Hollanda İstihbarat ve Güvenlik Teşkilatının (AIVD) güvenlik soruşturmasından geçemeyen Markuszower'in PVV'de kalmasına göz yuman Wilders, Markuszower'in hükümette başbakan yardımcısı olarak da görev yapmasını planlıyordu.

Wilders'in, Markuszower yerine Göç ve İltica Bakanlığına önerdiği PVV'li Milletvekili Marjolein Faber'in ismi, koalisyon ortağı diğer partiler tarafından tartışılmaya devam ediyor. Koalisyondaki partiler, Faber'in görüşlerinin aşırı sert ve demokratik değerlere uygun olmadığını belirtirken adaylığının da Wilders'in başını ağrıtması bekleniyor. Hamas karşıtı ve İsrail destekçisi söylemleriyle bilinen Faber, Birleşmiş Milletler (BM) karşıtı söylemleriyle de dikkati çekiyor.

WILDERS'İN PARTİSİ OY KAYBETTİ

Kasım ayında düzenlenen genel seçimleri açık ara önde tamamlayan Wilders'in partisi PVV, yaklaşık 6 ay sonra yapılan AP seçimlerinde büyük oranda oy kaybederek ikinci sıraya geriledi.

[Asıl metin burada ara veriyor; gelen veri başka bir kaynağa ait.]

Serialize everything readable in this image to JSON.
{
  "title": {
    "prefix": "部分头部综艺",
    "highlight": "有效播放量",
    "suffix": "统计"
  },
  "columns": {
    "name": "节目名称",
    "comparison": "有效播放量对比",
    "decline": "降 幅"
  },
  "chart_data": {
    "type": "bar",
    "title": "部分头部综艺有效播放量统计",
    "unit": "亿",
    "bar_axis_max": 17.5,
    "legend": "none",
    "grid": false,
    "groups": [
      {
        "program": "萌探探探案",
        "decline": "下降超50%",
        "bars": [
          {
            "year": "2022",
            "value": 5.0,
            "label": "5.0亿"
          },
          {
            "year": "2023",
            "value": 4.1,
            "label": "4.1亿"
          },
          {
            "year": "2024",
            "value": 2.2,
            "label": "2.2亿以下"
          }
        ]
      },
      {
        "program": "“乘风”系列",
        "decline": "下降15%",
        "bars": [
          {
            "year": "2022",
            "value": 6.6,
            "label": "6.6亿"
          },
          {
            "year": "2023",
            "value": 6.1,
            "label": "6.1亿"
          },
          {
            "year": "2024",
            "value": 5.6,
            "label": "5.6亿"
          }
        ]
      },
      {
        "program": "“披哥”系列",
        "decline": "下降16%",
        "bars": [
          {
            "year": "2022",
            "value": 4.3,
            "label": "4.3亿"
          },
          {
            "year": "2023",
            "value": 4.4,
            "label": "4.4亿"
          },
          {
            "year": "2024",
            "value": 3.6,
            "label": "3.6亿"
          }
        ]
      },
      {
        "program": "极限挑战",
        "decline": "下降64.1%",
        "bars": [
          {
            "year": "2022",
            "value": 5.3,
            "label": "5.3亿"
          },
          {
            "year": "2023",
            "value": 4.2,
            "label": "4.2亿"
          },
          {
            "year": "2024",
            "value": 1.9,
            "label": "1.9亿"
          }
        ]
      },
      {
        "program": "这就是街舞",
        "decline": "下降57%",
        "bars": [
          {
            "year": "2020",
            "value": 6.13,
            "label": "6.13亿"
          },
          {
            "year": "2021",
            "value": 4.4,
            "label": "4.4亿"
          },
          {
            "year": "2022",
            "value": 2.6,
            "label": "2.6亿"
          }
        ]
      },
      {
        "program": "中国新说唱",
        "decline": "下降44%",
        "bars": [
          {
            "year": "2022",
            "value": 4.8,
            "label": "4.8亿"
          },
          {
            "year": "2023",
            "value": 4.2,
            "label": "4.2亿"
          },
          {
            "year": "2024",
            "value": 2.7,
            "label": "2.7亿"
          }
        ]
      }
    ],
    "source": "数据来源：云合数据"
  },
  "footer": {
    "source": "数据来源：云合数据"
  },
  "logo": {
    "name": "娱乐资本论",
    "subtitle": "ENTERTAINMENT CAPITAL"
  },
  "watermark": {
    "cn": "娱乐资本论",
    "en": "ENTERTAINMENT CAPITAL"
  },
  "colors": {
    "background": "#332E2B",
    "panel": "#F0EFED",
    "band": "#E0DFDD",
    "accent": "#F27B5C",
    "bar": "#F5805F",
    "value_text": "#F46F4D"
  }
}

Hollanda'daki AP seçimlerinde eski Avrupa Birliği Komisyonu Başkan Yardımcısı Frans Timmermans'ın liderliğindeki İşçi Partisi (PvdA) ve Yeşil Sol (Groen Links-GL) ittifakı yüzde 21,6 oyla birinci sırada yer alırken Kasım 2023'teki genel seçimlerde yüzde 23,5 oya ulaşan PVV, AP seçimlerinde yüzde 17,7'de kaldı.

İSLAM KARŞITI TEKLİFLERİNİ GERİ ÇEKTİ

İsrail'i "Batı'nın İslam'a karşı ilk savunma hattı" olarak nitelendiren ve Kur'an-ı Kerim'in Hollanda'da yasaklanmasını isteyen Wilders, PVV'yi kurduktan sonra İslam karşıtı faaliyetlerine hız vermişti. Koalisyon sürecinin başlamasıyla birlikte, İslam karşıtı söylemlerinin tonunu değiştirirken 2018'de ülkedeki camilerin ve İslam okullarının kapanmasını, Kur'an-ı Kerim ile burkanın yasaklanmasını içeren "İslami ifadelerin yasaklanması" başlığıyla sunduğu kanun teklifini geri çekti.

Wilders, ayrıca çifte vatandaşlığı bulunanlara seçme ve seçilme hakkı verilmemesini ve DEAŞ üyelerinin yargılanmadan 6 ay gözaltına alınabilmesini içeren tekliflerini de geri aldı. Uzmanlar, Wilders'in yeni koalisyon hükümetinin kurulmasına engel oluşturmaması amacıyla bu yasal düzenleme girişimlerinden geri adım attığını ifade ediyor.